A federal judge has ordered California’s Pacific Gas and Electric Co. (PG&E) and the parent corporation to not pay shareholder dividends indefinitely as state authorities review the utility’s wildfire mitigation plan.
U.S. District Court Judge William Alsup of the Northern District of California was critical of the vegetation management plans after reviewing the latest mitigation plan, previously submitted to state regulators.
Alsup also plans a sentencing hearing in ongoing proceedings he oversees related to PG&E’s fatal 2010 natural gas pipeline rupture and explosion in San Bruno. The San Francisco-based utility was sentenced in 2017 to five years probation after being found guilty on six criminal counts related to the tragedy.
Five additional conditions related to wildfire preventive work were imposed, which Alsup said “simply requires full compliance with existing law.” He dismissed PG&E’s contention that an adequate vegetation management plan would require superhuman efforts and excess costs of up to $150 billion.
The utility paid PG&E Corp. dividends of $925 million in 2016 and $798 million in 2017, while common stockholders received $921 million in 2016 and $1 billion in 2017 dividends, the judge noted.
The five conditions are to “protect the public from further death and destruction resulting from PG&E-caused wildfires.” The conditions require complying with all vegetation management laws; set specific targets; allow unannounced inspections by the court; require traceable, verifiable and accurate records of vegetation management; and require sufficient financial and workforce resources to meet the requirements.

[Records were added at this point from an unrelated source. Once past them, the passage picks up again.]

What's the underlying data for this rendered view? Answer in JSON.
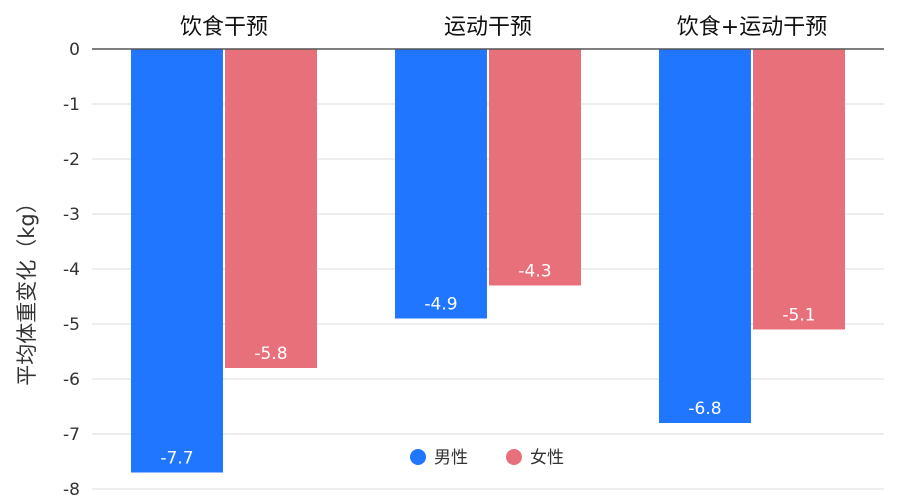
{
  "chart_data": {
    "type": "bar",
    "categories": [
      "饮食干预",
      "运动干预",
      "饮食+运动干预"
    ],
    "series": [
      {
        "name": "男性",
        "values": [
          -7.7,
          -4.9,
          -6.8
        ],
        "color": "#2176FF"
      },
      {
        "name": "女性",
        "values": [
          -5.8,
          -4.3,
          -5.1
        ],
        "color": "#E8707B"
      }
    ],
    "title": "",
    "xlabel": "",
    "ylabel": "平均体重变化（kg）",
    "ylim": [
      -8,
      0
    ],
    "yticks": [
      0,
      -1,
      -2,
      -3,
      -4,
      -5,
      -6,
      -7,
      -8
    ],
    "ytick_labels": [
      "0",
      "-1",
      "-2",
      "-3",
      "-4",
      "-5",
      "-6",
      "-7",
      "-8"
    ],
    "grid": true,
    "legend": "bottom-center",
    "category_axis_position": "top",
    "value_labels": [
      [
        "-7.7",
        "-4.9",
        "-6.8"
      ],
      [
        "-5.8",
        "-4.3",
        "-5.1"
      ]
    ]
  }
}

PG&E spokesperson James Noonan said the utility “shares the court’s commitment to safety” and everyone must work together “with urgency” to lower the risk of wildfires. He said PG&E is committed to completing the work outlined in its recently submitted Wildfire Safety Plan.
The mutual goal is to “develop comprehensive, long-term safety solutions for California,” Noonan said.
In issuing a second order to determine why PG&E’s probation conditions should not be modified, Alsup described PG&E’s “unsafe conduct,” which has led to “recurring deadly wildfires caused by its electrical system.”
Since January Alsup has issued several orders and held several show-cause hearings, the next one of which is set for March 22.
PG&E and the parent corporation filed for Chapter 11 bankruptcy protection in January.